VS Code Learn | Introduction to Agent-First Development

The video introduces agent-first development in VS Code using GitHub Copilot, explaining how agents assist throughout the development lifecycle by leveraging key components like the harness, model, context, tools, and prompts to enhance productivity. It guides viewers through starting an agent session, customizing settings, managing agent commands, and emphasizes the importance of balancing prompt detail and context to achieve effective, tailored coding assistance.

This video introduces the concept of agent-first development using VS Code and GitHub Copilot, emphasizing a new pattern in software development where agents assist throughout the development lifecycle. The presenter highlights that while manual coding remains an option, agents can significantly enhance productivity when properly guided. The video aims to teach viewers how to start an agent session, understand tools and context, review agent work, and manage approval and reasoning levels. Additionally, the presenter briefly demonstrates how to customize the VS Code interface to suit personal preferences.

A key part of successful agent-first development is understanding five essential components: harness, model, context, tools, and prompts. The harness acts like a wiring harness in a car, connecting the model (the engine) to various tools and the codebase, enabling the agent to function effectively. The model is responsible for reasoning and generating code, with options to select different models and adjust their thinking effort levels (low, medium, high) depending on the complexity of the task. This flexibility allows developers to balance speed and depth of reasoning for different coding needs.

Prompts are crucial for guiding the agent’s work, requiring enough detail to avoid vagueness but not so much that the agent gets bogged down in unnecessary specifics. The presenter demonstrates sending a prompt to the agent and notes that refining prompts is an ongoing process. The video also covers the importance of tools, showing how to enable or disable specific tools within VS Code to tailor the agent’s capabilities. These tools allow the agent to perform various actions such as running terminal commands, managing to-dos, editing files, and conducting web searches.

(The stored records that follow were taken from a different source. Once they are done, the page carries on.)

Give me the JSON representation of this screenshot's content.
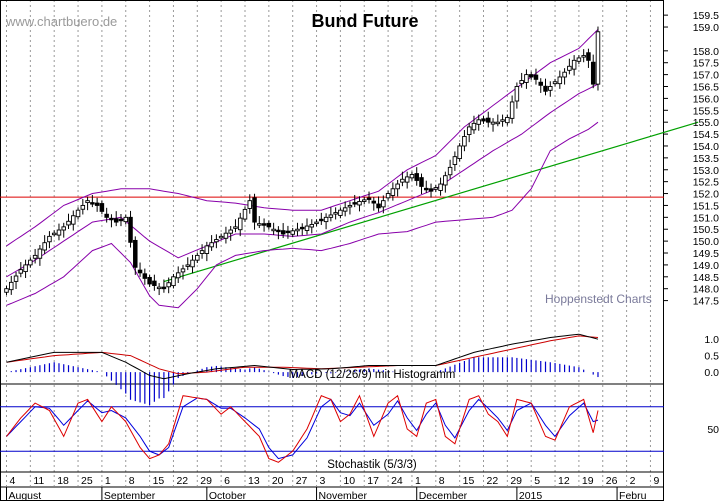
{
  "chart_data": {
    "type": "candlestick",
    "title": "Bund Future",
    "watermark": "www.chartbuero.de",
    "source_note": "Hoppenstedt Charts",
    "colors": {
      "candle": "#000000",
      "bollinger": "#8800aa",
      "support_line": "#00a000",
      "resistance_line": "#dd0000",
      "macd_line": "#000000",
      "macd_signal": "#cc0000",
      "macd_histogram": "#0000cc",
      "stoch_k": "#dd0000",
      "stoch_d": "#0000dd",
      "grid": "#999999"
    },
    "price_axis": {
      "ylim": [
        146.6,
        159.8
      ],
      "ticks": [
        "159.5",
        "159.0",
        "158.0",
        "157.5",
        "157.0",
        "156.5",
        "156.0",
        "155.5",
        "155.0",
        "154.5",
        "154.0",
        "153.5",
        "153.0",
        "152.5",
        "152.0",
        "151.5",
        "151.0",
        "150.5",
        "150.0",
        "149.5",
        "149.0",
        "148.5",
        "148.0",
        "147.5"
      ]
    },
    "resistance_level": 151.85,
    "support_trendline": {
      "from_index": 33,
      "from_value": 148.3,
      "to_index": 145,
      "to_value": 155.0
    },
    "x_axis": {
      "day_ticks": [
        {
          "label": "4",
          "i": 0
        },
        {
          "label": "11",
          "i": 5
        },
        {
          "label": "18",
          "i": 10
        },
        {
          "label": "25",
          "i": 15
        },
        {
          "label": "1",
          "i": 20
        },
        {
          "label": "8",
          "i": 25
        },
        {
          "label": "15",
          "i": 30
        },
        {
          "label": "22",
          "i": 35
        },
        {
          "label": "29",
          "i": 40
        },
        {
          "label": "6",
          "i": 45
        },
        {
          "label": "13",
          "i": 50
        },
        {
          "label": "20",
          "i": 55
        },
        {
          "label": "27",
          "i": 60
        },
        {
          "label": "3",
          "i": 65
        },
        {
          "label": "10",
          "i": 70
        },
        {
          "label": "17",
          "i": 75
        },
        {
          "label": "24",
          "i": 80
        },
        {
          "label": "1",
          "i": 85
        },
        {
          "label": "8",
          "i": 90
        },
        {
          "label": "15",
          "i": 95
        },
        {
          "label": "22",
          "i": 100
        },
        {
          "label": "29",
          "i": 105
        },
        {
          "label": "5",
          "i": 110
        },
        {
          "label": "12",
          "i": 115
        },
        {
          "label": "19",
          "i": 120
        },
        {
          "label": "26",
          "i": 125
        },
        {
          "label": "2",
          "i": 130
        },
        {
          "label": "9",
          "i": 135
        }
      ],
      "month_labels": [
        {
          "label": "August",
          "i": 0
        },
        {
          "label": "September",
          "i": 20
        },
        {
          "label": "October",
          "i": 42
        },
        {
          "label": "November",
          "i": 65
        },
        {
          "label": "December",
          "i": 86
        },
        {
          "label": "2015",
          "i": 107
        },
        {
          "label": "Febru",
          "i": 128
        }
      ]
    },
    "close_anchors": [
      [
        0,
        148.0
      ],
      [
        3,
        148.8
      ],
      [
        6,
        149.4
      ],
      [
        9,
        150.2
      ],
      [
        12,
        150.6
      ],
      [
        15,
        151.3
      ],
      [
        17,
        151.7
      ],
      [
        19,
        151.5
      ],
      [
        21,
        151.0
      ],
      [
        23,
        150.8
      ],
      [
        25,
        151.0
      ],
      [
        27,
        148.9
      ],
      [
        30,
        148.2
      ],
      [
        33,
        148.0
      ],
      [
        35,
        148.5
      ],
      [
        38,
        149.0
      ],
      [
        40,
        149.4
      ],
      [
        42,
        149.8
      ],
      [
        45,
        150.2
      ],
      [
        48,
        150.6
      ],
      [
        51,
        151.7
      ],
      [
        52,
        150.8
      ],
      [
        55,
        150.6
      ],
      [
        58,
        150.3
      ],
      [
        61,
        150.5
      ],
      [
        64,
        150.7
      ],
      [
        67,
        151.0
      ],
      [
        70,
        151.3
      ],
      [
        73,
        151.6
      ],
      [
        76,
        151.8
      ],
      [
        78,
        151.4
      ],
      [
        80,
        152.0
      ],
      [
        83,
        152.6
      ],
      [
        85,
        152.8
      ],
      [
        87,
        152.3
      ],
      [
        89,
        152.1
      ],
      [
        91,
        152.4
      ],
      [
        93,
        153.1
      ],
      [
        95,
        154.0
      ],
      [
        97,
        154.8
      ],
      [
        99,
        155.1
      ],
      [
        101,
        155.0
      ],
      [
        103,
        155.0
      ],
      [
        105,
        155.2
      ],
      [
        107,
        156.5
      ],
      [
        109,
        157.0
      ],
      [
        111,
        156.8
      ],
      [
        113,
        156.3
      ],
      [
        115,
        156.7
      ],
      [
        117,
        157.1
      ],
      [
        119,
        157.6
      ],
      [
        121,
        157.8
      ],
      [
        122,
        157.6
      ],
      [
        123,
        156.6
      ],
      [
        124,
        158.8
      ]
    ],
    "bollinger_upper_anchors": [
      [
        0,
        149.8
      ],
      [
        6,
        150.6
      ],
      [
        12,
        151.5
      ],
      [
        18,
        152.0
      ],
      [
        24,
        152.2
      ],
      [
        30,
        152.2
      ],
      [
        36,
        152.0
      ],
      [
        42,
        151.7
      ],
      [
        48,
        151.6
      ],
      [
        54,
        151.4
      ],
      [
        60,
        151.3
      ],
      [
        66,
        151.3
      ],
      [
        72,
        151.7
      ],
      [
        78,
        152.1
      ],
      [
        84,
        153.0
      ],
      [
        90,
        153.6
      ],
      [
        96,
        154.8
      ],
      [
        102,
        155.7
      ],
      [
        108,
        156.6
      ],
      [
        114,
        157.5
      ],
      [
        120,
        158.1
      ],
      [
        124,
        158.9
      ]
    ],
    "bollinger_middle_anchors": [
      [
        0,
        148.5
      ],
      [
        6,
        149.2
      ],
      [
        12,
        150.0
      ],
      [
        18,
        150.8
      ],
      [
        24,
        151.0
      ],
      [
        30,
        150.0
      ],
      [
        36,
        149.3
      ],
      [
        42,
        149.8
      ],
      [
        48,
        150.3
      ],
      [
        54,
        150.3
      ],
      [
        60,
        150.2
      ],
      [
        66,
        150.3
      ],
      [
        72,
        150.8
      ],
      [
        78,
        151.2
      ],
      [
        84,
        151.7
      ],
      [
        90,
        152.2
      ],
      [
        96,
        153.0
      ],
      [
        102,
        153.8
      ],
      [
        108,
        154.5
      ],
      [
        114,
        155.4
      ],
      [
        120,
        156.2
      ],
      [
        124,
        156.6
      ]
    ],
    "bollinger_lower_anchors": [
      [
        0,
        147.3
      ],
      [
        6,
        147.8
      ],
      [
        12,
        148.5
      ],
      [
        18,
        149.6
      ],
      [
        22,
        149.9
      ],
      [
        26,
        149.1
      ],
      [
        30,
        147.7
      ],
      [
        32,
        147.3
      ],
      [
        36,
        147.2
      ],
      [
        40,
        148.0
      ],
      [
        44,
        149.0
      ],
      [
        48,
        149.4
      ],
      [
        54,
        149.6
      ],
      [
        60,
        149.7
      ],
      [
        66,
        149.6
      ],
      [
        72,
        149.9
      ],
      [
        78,
        150.3
      ],
      [
        84,
        150.4
      ],
      [
        90,
        150.8
      ],
      [
        96,
        150.9
      ],
      [
        102,
        151.0
      ],
      [
        106,
        151.3
      ],
      [
        110,
        152.2
      ],
      [
        114,
        153.8
      ],
      [
        118,
        154.3
      ],
      [
        122,
        154.7
      ],
      [
        124,
        155.0
      ]
    ],
    "macd_panel": {
      "label": "MACD (12/26/9) mit Histogramm",
      "ticks": [
        "1.0",
        "0.5",
        "0.0"
      ],
      "ylim": [
        -0.3,
        1.4
      ],
      "macd_anchors": [
        [
          0,
          0.3
        ],
        [
          10,
          0.6
        ],
        [
          20,
          0.6
        ],
        [
          25,
          0.3
        ],
        [
          30,
          -0.1
        ],
        [
          33,
          -0.2
        ],
        [
          38,
          -0.05
        ],
        [
          44,
          0.1
        ],
        [
          52,
          0.2
        ],
        [
          60,
          0.08
        ],
        [
          68,
          0.1
        ],
        [
          76,
          0.2
        ],
        [
          84,
          0.2
        ],
        [
          90,
          0.2
        ],
        [
          98,
          0.6
        ],
        [
          106,
          0.85
        ],
        [
          114,
          1.05
        ],
        [
          120,
          1.15
        ],
        [
          124,
          1.0
        ]
      ],
      "signal_anchors": [
        [
          0,
          0.3
        ],
        [
          10,
          0.5
        ],
        [
          20,
          0.6
        ],
        [
          26,
          0.5
        ],
        [
          32,
          0.1
        ],
        [
          36,
          -0.05
        ],
        [
          42,
          0.0
        ],
        [
          50,
          0.15
        ],
        [
          58,
          0.15
        ],
        [
          66,
          0.1
        ],
        [
          74,
          0.15
        ],
        [
          82,
          0.2
        ],
        [
          90,
          0.2
        ],
        [
          98,
          0.45
        ],
        [
          106,
          0.7
        ],
        [
          114,
          0.95
        ],
        [
          120,
          1.1
        ],
        [
          124,
          1.05
        ]
      ]
    },
    "stoch_panel": {
      "label": "Stochastik (5/3/3)",
      "ticks": [
        "50"
      ],
      "ylim": [
        0,
        100
      ],
      "reference_lines": [
        80,
        20
      ],
      "k_anchors": [
        [
          0,
          40
        ],
        [
          3,
          65
        ],
        [
          6,
          85
        ],
        [
          9,
          75
        ],
        [
          12,
          40
        ],
        [
          15,
          85
        ],
        [
          17,
          90
        ],
        [
          20,
          60
        ],
        [
          22,
          80
        ],
        [
          25,
          60
        ],
        [
          28,
          25
        ],
        [
          30,
          10
        ],
        [
          32,
          15
        ],
        [
          34,
          30
        ],
        [
          37,
          95
        ],
        [
          40,
          92
        ],
        [
          42,
          90
        ],
        [
          45,
          70
        ],
        [
          47,
          80
        ],
        [
          50,
          60
        ],
        [
          53,
          40
        ],
        [
          55,
          10
        ],
        [
          57,
          5
        ],
        [
          60,
          20
        ],
        [
          63,
          50
        ],
        [
          66,
          95
        ],
        [
          68,
          90
        ],
        [
          70,
          60
        ],
        [
          72,
          70
        ],
        [
          74,
          95
        ],
        [
          77,
          40
        ],
        [
          80,
          85
        ],
        [
          82,
          95
        ],
        [
          84,
          50
        ],
        [
          86,
          40
        ],
        [
          88,
          85
        ],
        [
          90,
          90
        ],
        [
          92,
          40
        ],
        [
          94,
          30
        ],
        [
          97,
          90
        ],
        [
          99,
          95
        ],
        [
          101,
          70
        ],
        [
          103,
          60
        ],
        [
          105,
          40
        ],
        [
          107,
          90
        ],
        [
          110,
          85
        ],
        [
          113,
          40
        ],
        [
          115,
          35
        ],
        [
          118,
          80
        ],
        [
          121,
          90
        ],
        [
          123,
          45
        ],
        [
          124,
          75
        ]
      ],
      "d_anchors": [
        [
          0,
          40
        ],
        [
          3,
          60
        ],
        [
          6,
          80
        ],
        [
          9,
          78
        ],
        [
          12,
          55
        ],
        [
          15,
          75
        ],
        [
          17,
          88
        ],
        [
          20,
          72
        ],
        [
          22,
          75
        ],
        [
          25,
          65
        ],
        [
          28,
          40
        ],
        [
          30,
          20
        ],
        [
          32,
          15
        ],
        [
          34,
          25
        ],
        [
          37,
          80
        ],
        [
          40,
          92
        ],
        [
          42,
          90
        ],
        [
          45,
          78
        ],
        [
          47,
          78
        ],
        [
          50,
          65
        ],
        [
          53,
          50
        ],
        [
          55,
          25
        ],
        [
          57,
          10
        ],
        [
          60,
          15
        ],
        [
          63,
          38
        ],
        [
          66,
          80
        ],
        [
          68,
          90
        ],
        [
          70,
          72
        ],
        [
          72,
          68
        ],
        [
          74,
          85
        ],
        [
          77,
          55
        ],
        [
          80,
          70
        ],
        [
          82,
          88
        ],
        [
          84,
          65
        ],
        [
          86,
          48
        ],
        [
          88,
          70
        ],
        [
          90,
          85
        ],
        [
          92,
          55
        ],
        [
          94,
          38
        ],
        [
          97,
          75
        ],
        [
          99,
          90
        ],
        [
          101,
          78
        ],
        [
          103,
          65
        ],
        [
          105,
          48
        ],
        [
          107,
          75
        ],
        [
          110,
          85
        ],
        [
          113,
          55
        ],
        [
          115,
          40
        ],
        [
          118,
          68
        ],
        [
          121,
          85
        ],
        [
          123,
          60
        ],
        [
          124,
          62
        ]
      ]
    }
  }
}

Context is another vital element, as it provides the agent with specific information about the codebase or project environment. The agent can automatically read directories or be manually supplied with files, folders, or other resources to improve its understanding and output. Since models are trained on broad data and may lack niche expertise, providing relevant context ensures the agent produces accurate and tailored results for the specific project.

In conclusion, the video successfully walks viewers through starting their first agent session, explaining the harness, model selection and reasoning levels, context addition, tool configuration, and prompt usage. The agent’s request for command approval is introduced, setting the stage for the next video, which will delve into permission levels and managing agent commands. Overall, the video lays a strong foundation for leveraging agents effectively in software development with VS Code and GitHub Copilot.